世界樹と始まり2‐カイ
カイが船に来る少し前の話。






‐‐‐




いたい…

いたい、くるしい…


『――カイ…』

負が、網膜に焼き付く…


『―カイ、私の声を聞け…』

世界、樹……

『左眼が痛むのならば、“私”の葉をすりつぶした液で印を描き、左眼を封じなさい さすればわずかだが痛みも和らぐだろう…』

…世界樹、何故此の様な能力を私にやったのだ。枷にしか成り得ないと言うのに…

『…それはお前自身で答えを導きなさい いつかは理解できる刻がくると私は知っている』

負を見て、私に浄化しろと言うのか。

『真の答えはお前のなかに… 己を知れ そして世界を広く見ろ すべてに可能性があると、どのように些細なことからも目を背けることなく信じていなさい…』

…全てに可能性…其れを私は信じられない…

『……己を忘れること、すなわちそれは死を意味する』

何の話だ…?

『常に己をもっていなさい すべてを信じられなくなっても、私を忘れても、お前自身だけは忘れるな』

世界樹を忘れるか。お前が私の全てだ。

『……カイ お前は私の愛すべき子だが、私の一部ではない 私とお前は異なる存在だ 混同するな』

違う…っ!私<ディセンダー>は世界樹の為に在る、外界で動く為の物質だと言う意味だ!大樹と欠片が同一の存在など、許される発言では無いだろう…っ

『……悲しいな やはりお前は外で世界を見てこい』

……私の仕事は、先の守り人の躾だろう。其の上、今更外界など…あれから何が変わったと言うのだ…

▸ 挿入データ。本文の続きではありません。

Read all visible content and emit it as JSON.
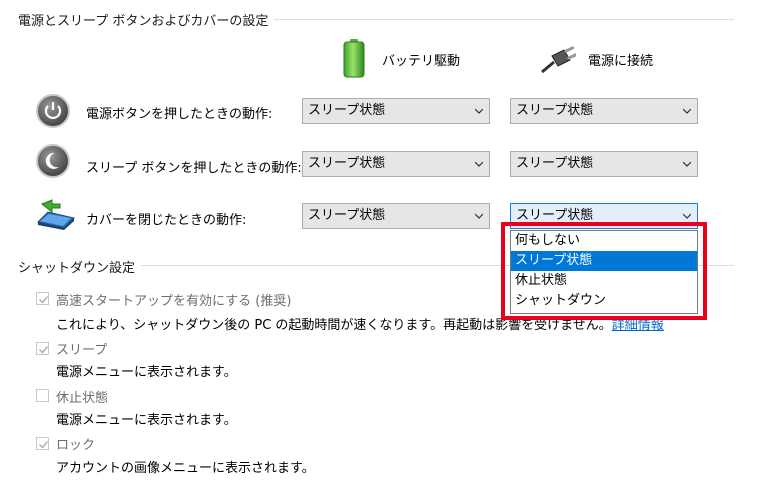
{
  "section_power": {
    "title": "電源とスリープ ボタンおよびカバーの設定"
  },
  "columns": {
    "battery": "バッテリ駆動",
    "plugged": "電源に接続"
  },
  "rows": [
    {
      "label": "電源ボタンを押したときの動作:",
      "battery_value": "スリープ状態",
      "plugged_value": "スリープ状態"
    },
    {
      "label": "スリープ ボタンを押したときの動作:",
      "battery_value": "スリープ状態",
      "plugged_value": "スリープ状態"
    },
    {
      "label": "カバーを閉じたときの動作:",
      "battery_value": "スリープ状態",
      "plugged_value": "スリープ状態"
    }
  ],
  "dropdown": {
    "options": [
      "何もしない",
      "スリープ状態",
      "休止状態",
      "シャットダウン"
    ],
    "selected_index": 1
  },
  "section_shutdown": {
    "title": "シャットダウン設定"
  },
  "shutdown_options": [
    {
      "title": "高速スタートアップを有効にする (推奨)",
      "checked": true,
      "desc": "これにより、シャットダウン後の PC の起動時間が速くなります。再起動は影響を受けません。",
      "link": "詳細情報"
    },
    {
      "title": "スリープ",
      "checked": true,
      "desc": "電源メニューに表示されます。"
    },
    {
      "title": "休止状態",
      "checked": false,
      "desc": "電源メニューに表示されます。"
    },
    {
      "title": "ロック",
      "checked": true,
      "desc": "アカウントの画像メニューに表示されます。"
    }
  ],
  "colors": {
    "highlight": "#e8001c",
    "selected_option": "#0078d7",
    "link": "#0066cc"
  }
}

『皮肉だな …しかし刻は流れた 生き物たちの成長ぶりを私に教えてくれ』

変わった所が有れば、な…

『お前はすべてを感じてきなさい 喜びも幸せも、痛みも苦しみも…すべてを己の糧とし、すべてを受け入れるのだ さすれば左眼の意味も理解できよう』

……お前は私を苦しめる事が得意なのだな。

『私の世界を愛すがゆえだ』

世界を、か…。

『そう、世界をだ。動物も人間も植物も、空気や水、土やマナや感情でさえも愛すべきものだ それらを守るためにも、お前には左眼を理解してもらいたい』

世界の為ならば…

『もちろん、お前たちディセンダーも愛している』

…愛…

『お前も理解する刻がこよう 愛はいいぞ…世界が愛で溢れたならば、私はたまらなく幸せだ…』

……愛、か…

『……さて、もう夜が明ける 夢ばかり見ていては現実を生きられはせん お前はグラニデの地を踏み、その身にすべてを刻みつけてこい 目覚めたときからお前は一人の“人間”だ …では、しばらくの別れだ…私はいつも見ているからな…』

世界樹、私は、わた………――






「……先ずは封印だな。そして…奴達が乗る、バンエルティア号へ…」






fin...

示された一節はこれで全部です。